6. 調用 syncPodFn 方法同步 pod（managePodLoop）

managePodLoop() 調用 syncPodFn 方法去同步 pod，syncPodFn 實際上就是 kubelet.SyncPod（接下來馬上講到）。在完成這次 sync 動作之后，會調用 wrapUp 函數。

這個函數將會做幾件事情:

將這個 pod 信息插入 kubelet 的 workQueue 隊列中，等待下一次周期性的對這個 pod 的狀態進行 sync
將在這次 sync 期間堆積的沒有能夠來得及處理的最近一次 update 操作加入 goroutine 的事件 channel 中，立即處理。

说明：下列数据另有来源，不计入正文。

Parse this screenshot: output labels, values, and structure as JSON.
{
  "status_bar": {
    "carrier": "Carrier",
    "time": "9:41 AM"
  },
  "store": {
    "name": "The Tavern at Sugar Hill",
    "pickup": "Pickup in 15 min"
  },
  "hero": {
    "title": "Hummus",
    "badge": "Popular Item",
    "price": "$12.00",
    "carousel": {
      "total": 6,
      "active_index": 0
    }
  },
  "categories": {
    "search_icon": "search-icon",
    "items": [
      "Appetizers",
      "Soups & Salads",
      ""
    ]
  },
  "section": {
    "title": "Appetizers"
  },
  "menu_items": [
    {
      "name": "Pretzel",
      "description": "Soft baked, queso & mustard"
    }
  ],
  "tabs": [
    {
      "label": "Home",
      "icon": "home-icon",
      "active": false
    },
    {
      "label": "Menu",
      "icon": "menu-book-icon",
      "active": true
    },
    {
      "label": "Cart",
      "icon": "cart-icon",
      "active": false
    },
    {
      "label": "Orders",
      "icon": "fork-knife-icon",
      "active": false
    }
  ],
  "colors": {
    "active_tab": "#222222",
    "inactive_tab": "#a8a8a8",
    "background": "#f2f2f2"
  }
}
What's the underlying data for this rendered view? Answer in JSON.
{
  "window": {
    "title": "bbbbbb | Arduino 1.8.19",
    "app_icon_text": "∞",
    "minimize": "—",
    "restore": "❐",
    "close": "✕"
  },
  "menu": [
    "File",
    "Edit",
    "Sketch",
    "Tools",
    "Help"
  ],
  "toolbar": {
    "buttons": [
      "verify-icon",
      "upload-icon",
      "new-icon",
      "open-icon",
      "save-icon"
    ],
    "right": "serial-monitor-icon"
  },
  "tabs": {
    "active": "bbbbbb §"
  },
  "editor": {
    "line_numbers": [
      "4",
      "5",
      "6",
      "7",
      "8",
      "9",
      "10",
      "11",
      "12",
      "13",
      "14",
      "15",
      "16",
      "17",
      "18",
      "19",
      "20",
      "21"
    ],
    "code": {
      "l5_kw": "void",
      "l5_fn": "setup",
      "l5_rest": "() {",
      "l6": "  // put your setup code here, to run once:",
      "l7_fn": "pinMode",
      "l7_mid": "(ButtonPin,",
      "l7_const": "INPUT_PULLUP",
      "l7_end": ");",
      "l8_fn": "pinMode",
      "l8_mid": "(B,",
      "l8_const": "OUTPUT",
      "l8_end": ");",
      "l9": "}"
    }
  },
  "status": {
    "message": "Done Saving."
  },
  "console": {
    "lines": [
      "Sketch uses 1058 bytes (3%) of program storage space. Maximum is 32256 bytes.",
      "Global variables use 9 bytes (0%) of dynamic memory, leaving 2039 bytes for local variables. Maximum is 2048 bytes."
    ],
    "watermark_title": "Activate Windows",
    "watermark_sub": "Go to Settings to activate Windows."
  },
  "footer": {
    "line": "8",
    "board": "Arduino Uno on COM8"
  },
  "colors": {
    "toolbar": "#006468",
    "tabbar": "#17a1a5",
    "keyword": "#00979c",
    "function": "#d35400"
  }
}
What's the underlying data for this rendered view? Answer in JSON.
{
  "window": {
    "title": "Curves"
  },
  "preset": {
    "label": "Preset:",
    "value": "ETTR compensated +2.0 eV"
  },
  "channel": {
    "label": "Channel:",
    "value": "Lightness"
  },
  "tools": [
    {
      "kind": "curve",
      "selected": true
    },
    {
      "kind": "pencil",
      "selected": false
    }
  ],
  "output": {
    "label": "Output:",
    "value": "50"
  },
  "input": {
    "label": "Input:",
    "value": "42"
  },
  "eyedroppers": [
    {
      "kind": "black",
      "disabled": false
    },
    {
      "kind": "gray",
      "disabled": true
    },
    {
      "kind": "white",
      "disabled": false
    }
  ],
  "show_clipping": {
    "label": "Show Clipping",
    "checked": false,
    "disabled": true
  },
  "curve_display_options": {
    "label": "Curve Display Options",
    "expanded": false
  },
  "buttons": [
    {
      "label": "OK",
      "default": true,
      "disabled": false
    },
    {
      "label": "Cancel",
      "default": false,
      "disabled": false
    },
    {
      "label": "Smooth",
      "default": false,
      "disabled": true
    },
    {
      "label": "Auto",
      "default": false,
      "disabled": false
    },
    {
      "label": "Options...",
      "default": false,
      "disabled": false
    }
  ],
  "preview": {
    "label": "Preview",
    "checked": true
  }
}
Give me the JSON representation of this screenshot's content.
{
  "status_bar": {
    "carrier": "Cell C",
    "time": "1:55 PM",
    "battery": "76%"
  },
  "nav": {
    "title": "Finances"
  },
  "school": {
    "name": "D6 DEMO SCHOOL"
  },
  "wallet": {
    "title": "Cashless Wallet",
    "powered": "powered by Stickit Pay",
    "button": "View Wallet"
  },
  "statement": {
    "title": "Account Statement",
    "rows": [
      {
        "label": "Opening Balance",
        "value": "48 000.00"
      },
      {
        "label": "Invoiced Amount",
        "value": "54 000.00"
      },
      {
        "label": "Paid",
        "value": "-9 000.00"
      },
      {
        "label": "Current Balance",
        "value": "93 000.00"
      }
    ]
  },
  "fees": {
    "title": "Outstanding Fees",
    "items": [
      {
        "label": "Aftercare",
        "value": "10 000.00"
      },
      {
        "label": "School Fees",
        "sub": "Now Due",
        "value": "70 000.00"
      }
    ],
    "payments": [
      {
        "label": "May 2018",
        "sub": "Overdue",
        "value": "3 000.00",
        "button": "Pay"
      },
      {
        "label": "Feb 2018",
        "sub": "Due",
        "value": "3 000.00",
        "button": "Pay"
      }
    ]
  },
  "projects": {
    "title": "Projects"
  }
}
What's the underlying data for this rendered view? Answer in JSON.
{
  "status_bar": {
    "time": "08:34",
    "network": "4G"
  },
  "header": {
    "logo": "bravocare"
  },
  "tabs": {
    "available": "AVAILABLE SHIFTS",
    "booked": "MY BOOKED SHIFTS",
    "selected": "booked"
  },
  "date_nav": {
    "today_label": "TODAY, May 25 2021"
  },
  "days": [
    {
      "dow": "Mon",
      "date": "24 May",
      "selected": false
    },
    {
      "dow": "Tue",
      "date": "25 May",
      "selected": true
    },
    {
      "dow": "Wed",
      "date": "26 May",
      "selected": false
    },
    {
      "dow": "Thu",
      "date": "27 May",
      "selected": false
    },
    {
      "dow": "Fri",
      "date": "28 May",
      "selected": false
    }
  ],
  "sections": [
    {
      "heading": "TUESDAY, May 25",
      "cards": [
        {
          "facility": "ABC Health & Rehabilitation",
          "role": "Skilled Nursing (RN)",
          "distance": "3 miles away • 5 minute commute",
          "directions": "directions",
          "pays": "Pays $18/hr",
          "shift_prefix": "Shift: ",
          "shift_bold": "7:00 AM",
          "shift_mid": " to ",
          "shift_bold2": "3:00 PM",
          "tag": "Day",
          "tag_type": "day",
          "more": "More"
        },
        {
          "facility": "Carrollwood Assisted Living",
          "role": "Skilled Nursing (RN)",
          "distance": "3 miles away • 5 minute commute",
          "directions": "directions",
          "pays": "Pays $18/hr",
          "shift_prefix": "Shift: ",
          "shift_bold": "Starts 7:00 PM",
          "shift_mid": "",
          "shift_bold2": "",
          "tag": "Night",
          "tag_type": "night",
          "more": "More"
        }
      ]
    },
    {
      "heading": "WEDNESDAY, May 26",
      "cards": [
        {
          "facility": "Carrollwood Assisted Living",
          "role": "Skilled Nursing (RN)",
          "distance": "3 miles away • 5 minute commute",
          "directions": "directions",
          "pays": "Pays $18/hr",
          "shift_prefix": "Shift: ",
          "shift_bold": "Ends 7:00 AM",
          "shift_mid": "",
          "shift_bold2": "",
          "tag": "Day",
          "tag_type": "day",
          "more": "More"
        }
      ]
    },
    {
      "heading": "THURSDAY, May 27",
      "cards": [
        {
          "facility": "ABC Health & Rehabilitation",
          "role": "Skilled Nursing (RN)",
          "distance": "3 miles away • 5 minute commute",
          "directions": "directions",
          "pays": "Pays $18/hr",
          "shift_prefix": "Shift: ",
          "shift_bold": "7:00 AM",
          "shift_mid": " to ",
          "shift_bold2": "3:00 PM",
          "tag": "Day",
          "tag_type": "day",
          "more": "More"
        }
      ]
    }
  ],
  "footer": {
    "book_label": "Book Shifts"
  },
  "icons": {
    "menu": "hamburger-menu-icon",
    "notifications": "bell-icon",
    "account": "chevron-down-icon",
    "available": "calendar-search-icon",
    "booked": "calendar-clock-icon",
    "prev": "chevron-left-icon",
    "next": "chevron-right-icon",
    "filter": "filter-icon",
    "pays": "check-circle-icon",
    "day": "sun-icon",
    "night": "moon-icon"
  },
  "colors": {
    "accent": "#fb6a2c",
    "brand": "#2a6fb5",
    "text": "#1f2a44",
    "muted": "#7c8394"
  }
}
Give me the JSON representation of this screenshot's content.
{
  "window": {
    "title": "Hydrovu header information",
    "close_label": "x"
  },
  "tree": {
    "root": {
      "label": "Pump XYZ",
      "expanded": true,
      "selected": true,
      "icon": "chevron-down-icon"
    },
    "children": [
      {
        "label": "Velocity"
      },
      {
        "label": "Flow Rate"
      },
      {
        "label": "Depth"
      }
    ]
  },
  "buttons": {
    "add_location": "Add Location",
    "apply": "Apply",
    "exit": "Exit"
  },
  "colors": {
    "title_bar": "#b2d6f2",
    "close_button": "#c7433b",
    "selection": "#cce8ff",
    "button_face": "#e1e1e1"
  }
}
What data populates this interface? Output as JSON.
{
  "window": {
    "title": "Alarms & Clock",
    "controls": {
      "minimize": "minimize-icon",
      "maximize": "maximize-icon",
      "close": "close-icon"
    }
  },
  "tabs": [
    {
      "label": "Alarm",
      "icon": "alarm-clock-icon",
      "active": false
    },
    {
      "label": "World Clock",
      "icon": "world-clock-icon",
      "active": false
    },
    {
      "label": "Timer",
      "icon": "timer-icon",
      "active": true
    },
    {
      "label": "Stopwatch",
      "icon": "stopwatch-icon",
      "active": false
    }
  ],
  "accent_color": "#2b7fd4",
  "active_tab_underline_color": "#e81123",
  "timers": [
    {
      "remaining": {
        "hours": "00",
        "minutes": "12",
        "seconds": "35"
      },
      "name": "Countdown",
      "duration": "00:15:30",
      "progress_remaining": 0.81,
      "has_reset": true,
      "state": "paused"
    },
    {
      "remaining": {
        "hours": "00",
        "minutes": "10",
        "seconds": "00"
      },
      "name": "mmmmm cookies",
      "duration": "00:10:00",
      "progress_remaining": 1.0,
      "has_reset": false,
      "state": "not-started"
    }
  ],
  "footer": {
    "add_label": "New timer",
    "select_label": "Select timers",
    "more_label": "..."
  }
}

func (p *podWorkers) managePodLoop(podUpdates <-chan UpdatePodOptions) {
	var lastSyncTime time.Time
	for update := range podUpdates {
		err := func() error {
			podUID := update.Pod.UID
			// This is a blocking call that would return only if the cache
			// has an entry for the pod that is newer than minRuntimeCache
			// Time. This ensures the worker doesn't start syncing until
			// after the cache is at least newer than the finished time of
			// the previous sync.
			status, err := p.podCache.GetNewerThan(podUID, lastSyncTime)
			if err != nil {
				...
			}
			err = p.syncPodFn(syncPodOptions{
				mirrorPod:      update.MirrorPod,
				pod:            update.Pod,
				podStatus:      status,
				killPodOptions: update.KillPodOptions,
				updateType:     update.UpdateType,
			})
			lastSyncTime = time.Now()
			return err
		}()
		
    // notify the call-back function if the operation succeeded or not
		if update.OnCompleteFunc != nil {
			update.OnCompleteFunc(err)
		}
		if err != nil {
			...
		}
		p.wrapUp(update.Pod.UID, err)
	}
}

7. 完成創建容器前的准備工作【核心】（syncPod）

在syncPod()方法中，主要完成以下幾件事情：

如果狀態是刪除pod，立即執行並返回；如果pod的狀態是正在被創建，則記錄pod worker的啟動延時；
調用generateAPIPodStatus()創建PodStatus對象，並同步 PodStatus 到 kubelet.statusManager（狀態管理器）
- Pod 的 status 定義在PodStatus對象中，其中有一個 phase 字段，它是 Pod 在其生命周期中的簡單宏觀概述。
檢查 pod 是否能運行在本節點；
在 statusManager 中更新 pod 的狀態；
kill 掉不應該被運行的pod；（Kill the pod if it should not be running）
- 哪些pod屬於不應該運行的呢？根據判斷條件，是這3類：!runnable.Admit || pod.DeletionTimestamp != nil || apiPodStatus.Phase == v1.PodFailed。比如，在第3步中會檢查該pod能否運行在該節點上，如果不能，則kill掉這個pod
如果 Kubelet 啟動時指定了 --cgroups-per-qos 參數，Kubelet 就會為該 Pod 創建 cgroup 並設置對應的資源限制。
如果是 static Pod，就創建或者更新對應的 mirrorPod
為 pod 創建數據目錄，通常包括：
- Pod 目錄 (通常是 /var/run/kubelet/pods/<podID>)；
- Pod 的掛載卷目錄 (<podDir>/volumes)；
- Pod 的插件目錄 (<podDir>/plugins)。
卷管理器（Volume manager）會掛載 Spec.Volumes 中定義的相關數據卷，然后等待掛載成功；
為 pod 拉取 secrets；
通過調用 container runtime 的 SyncPod 方法，真正實現容器的啟動。也就是說，前面所做的工作只是容器啟動的准備工作。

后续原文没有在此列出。